Meminjam ucapan tokoh asli pemeran Yumna--Nofiya Hayati-- Dia bilang, syarat balas cat Ata Winata--pemeran Zian--dilarang baper. Dan yang kedua, jaga hati tetap waras.
Seberbahaya itu.
Pembaca jangan heran.
Jangan pula baperan.
Baca saja sampai selesai.
Balik lagi ke cerita.
"Kafe ini bagus sekali."
"Apalagi di dalam. Yuk masuk."
"Jangan lama-lama Zian. Kasian mereka nunggu."

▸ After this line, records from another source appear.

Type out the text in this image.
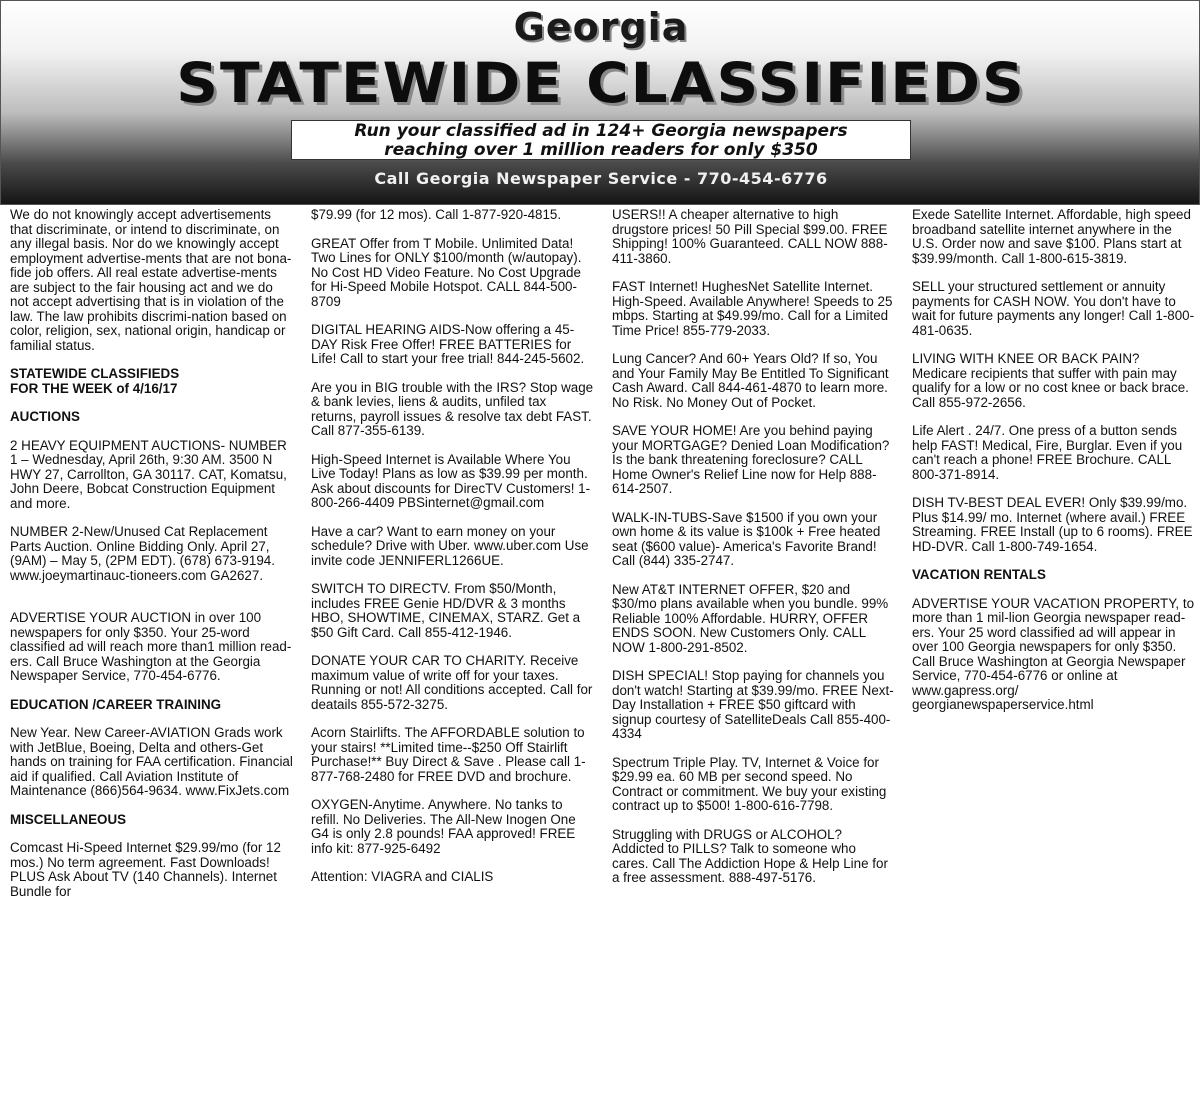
Georgia
STATEWIDE CLASSIFIEDS
Run your classified ad in 124+ Georgia newspapers
reaching over 1 million readers for only $350
Call Georgia Newspaper Service - 770-454-6776

We do not knowingly accept advertisements that discriminate, or intend to discriminate, on any illegal basis. Nor do we knowingly accept employment advertise-ments that are not bona-fide job offers. All real estate advertise-ments are subject to the fair housing act and we do not accept advertising that is in violation of the law. The law prohibits discrimi-nation based on color, religion, sex, national origin, handicap or familial status.

STATEWIDE CLASSIFIEDS
FOR THE WEEK of 4/16/17
AUCTIONS

2 HEAVY EQUIPMENT AUCTIONS- NUMBER 1 – Wednesday, April 26th, 9:30 AM. 3500 N HWY 27, Carrollton, GA 30117. CAT, Komatsu, John Deere, Bobcat Construction Equipment and more.

NUMBER 2-New/Unused Cat Replacement Parts Auction. Online Bidding Only. April 27, (9AM) – May 5, (2PM EDT). (678) 673-9194. www.joeymartinauc-tioneers.com GA2627.

ADVERTISE YOUR AUCTION in over 100 newspapers for only $350. Your 25-word classified ad will reach more than1 million read-ers. Call Bruce Washington at the Georgia Newspaper Service, 770-454-6776.

EDUCATION /CAREER TRAINING

New Year. New Career-AVIATION Grads work with JetBlue, Boeing, Delta and others-Get hands on training for FAA certification. Financial aid if qualified. Call Aviation Institute of Maintenance (866)564-9634. www.FixJets.com

MISCELLANEOUS

Comcast Hi-Speed Internet $29.99/mo (for 12 mos.) No term agreement. Fast Downloads! PLUS Ask About TV (140 Channels). Internet Bundle for

$79.99 (for 12 mos). Call 1-877-920-4815.

GREAT Offer from T Mobile. Unlimited Data! Two Lines for ONLY $100/month (w/autopay). No Cost HD Video Feature. No Cost Upgrade for Hi-Speed Mobile Hotspot. CALL 844-500-8709

DIGITAL HEARING AIDS-Now offering a 45-DAY Risk Free Offer! FREE BATTERIES for Life! Call to start your free trial! 844-245-5602.

Are you in BIG trouble with the IRS? Stop wage & bank levies, liens & audits, unfiled tax returns, payroll issues & resolve tax debt FAST. Call 877-355-6139.

High-Speed Internet is Available Where You Live Today! Plans as low as $39.99 per month. Ask about discounts for DirecTV Customers! 1-800-266-4409 PBSinternet@gmail.com

Have a car? Want to earn money on your schedule? Drive with Uber. www.uber.com Use invite code JENNIFERL1266UE.

SWITCH TO DIRECTV. From $50/Month, includes FREE Genie HD/DVR & 3 months HBO, SHOWTIME, CINEMAX, STARZ. Get a $50 Gift Card. Call 855-412-1946.

DONATE YOUR CAR TO CHARITY. Receive maximum value of write off for your taxes. Running or not! All conditions accepted. Call for deatails 855-572-3275.

Acorn Stairlifts. The AFFORDABLE solution to your stairs! **Limited time--$250 Off Stairlift Purchase!** Buy Direct & Save . Please call 1-877-768-2480 for FREE DVD and brochure.

OXYGEN-Anytime. Anywhere. No tanks to refill. No Deliveries. The All-New Inogen One G4 is only 2.8 pounds! FAA approved! FREE info kit: 877-925-6492

Attention: VIAGRA and CIALIS

USERS!! A cheaper alternative to high drugstore prices! 50 Pill Special $99.00. FREE Shipping! 100% Guaranteed. CALL NOW 888-411-3860.

FAST Internet! HughesNet Satellite Internet. High-Speed. Available Anywhere! Speeds to 25 mbps. Starting at $49.99/mo. Call for a Limited Time Price! 855-779-2033.

Lung Cancer? And 60+ Years Old? If so, You and Your Family May Be Entitled To Significant Cash Award. Call 844-461-4870 to learn more. No Risk. No Money Out of Pocket.

SAVE YOUR HOME! Are you behind paying your MORTGAGE? Denied Loan Modification? Is the bank threatening foreclosure? CALL Home Owner's Relief Line now for Help 888-614-2507.

WALK-IN-TUBS-Save $1500 if you own your own home & its value is $100k + Free heated seat ($600 value)- America's Favorite Brand! Call (844) 335-2747.

New AT&T INTERNET OFFER, $20 and $30/mo plans available when you bundle. 99% Reliable 100% Affordable. HURRY, OFFER ENDS SOON. New Customers Only. CALL NOW 1-800-291-8502.

DISH SPECIAL! Stop paying for channels you don't watch! Starting at $39.99/mo. FREE Next-Day Installation + FREE $50 giftcard with signup courtesy of SatelliteDeals Call 855-400-4334

Spectrum Triple Play. TV, Internet & Voice for $29.99 ea. 60 MB per second speed. No Contract or commitment. We buy your existing contract up to $500! 1-800-616-7798.

Struggling with DRUGS or ALCOHOL? Addicted to PILLS? Talk to someone who cares. Call The Addiction Hope & Help Line for a free assessment. 888-497-5176.

Exede Satellite Internet. Affordable, high speed broadband satellite internet anywhere in the U.S. Order now and save $100. Plans start at $39.99/month. Call 1-800-615-3819.

SELL your structured settlement or annuity payments for CASH NOW. You don't have to wait for future payments any longer! Call 1-800-481-0635.

LIVING WITH KNEE OR BACK PAIN? Medicare recipients that suffer with pain may qualify for a low or no cost knee or back brace. Call 855-972-2656.

Life Alert . 24/7. One press of a button sends help FAST! Medical, Fire, Burglar. Even if you can't reach a phone! FREE Brochure. CALL 800-371-8914.

DISH TV-BEST DEAL EVER! Only $39.99/mo. Plus $14.99/ mo. Internet (where avail.) FREE Streaming. FREE Install (up to 6 rooms). FREE HD-DVR. Call 1-800-749-1654.

VACATION RENTALS

ADVERTISE YOUR VACATION PROPERTY, to more than 1 mil-lion Georgia newspaper read-ers. Your 25 word classified ad will appear in over 100 Georgia newspapers for only $350. Call Bruce Washington at Georgia Newspaper Service, 770-454-6776 or online at www.gapress.org/ georgianewspaperservice.html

"Gak lama kok. Gue janji." Zian segera menyilakan Aira untuk melangkah lebih dulu. Sedang lelaki itu sendiri mengambil posisi satu langkah di belakang Aira. Seakan menegaskan kalau ada hal yang tak diinginkan, Zian akan selalu pasang badan.
Begitu sampai di pintu kafe yang terbuat dari kaca besar, Zian sigap membukakannya untuk Aira. Bahkan lebih cepat dari petugas yang berdiri di dekat pintu itu sendiri.
"Jangan terlalu manis, nanti diabetes."
Aira tersenyum kecil seraya melirik pegawai kafe yang sedikit mengangguk hormat pada mereka.
"Udah sesuai dosis," sahut Zian sambil mengarahkan Aira ke sebuah tempat yang telah mereka pilih sebagai tempat duduk.
Benar apa kata Zian, pada tempat duduk yang mereka tuju, sudah ada seseorang yang sedang menunggu.
Seorang perempuan.
"Maaf sedikit terlambat, kak." Zian berjabat tangan dengan wanita yang berusia sedikit di atas Zian itu. Manis dan ramah, itu kesan pertama yang dapat ditangkap darinya.
"Satu menit lagi, maka kau terlambat sepuluh menit." Wanita itu melihat jam tangannya.
Sebuah jam tangan merk ternama yang melingkar di sana. "Membuang waktuku sepuluh menit, kompensasinya tak sedikit."
"Tenang saja, Kak Na. Akan aku bayar tunai."
"Seharusnya begitu." Wanita berhijab cantik itu mengangguk senang. Tatapannya lalu berpaling pada Aira yang berdiri diam di samping Zian.
"Ini Azaira Mahrin, pemilik tulisan yang kakak baca kemarin."
"Oh." Wanita itu sesaat tercengang sebelum kemudian tertawa ringan.
"Aku pikir kamu sudah lupa dengan agenda pertemuan kita kali ini Zian. Dan malah mau memperkenalkan calon istri padaku," ucapnya, terkesan begitu akrab.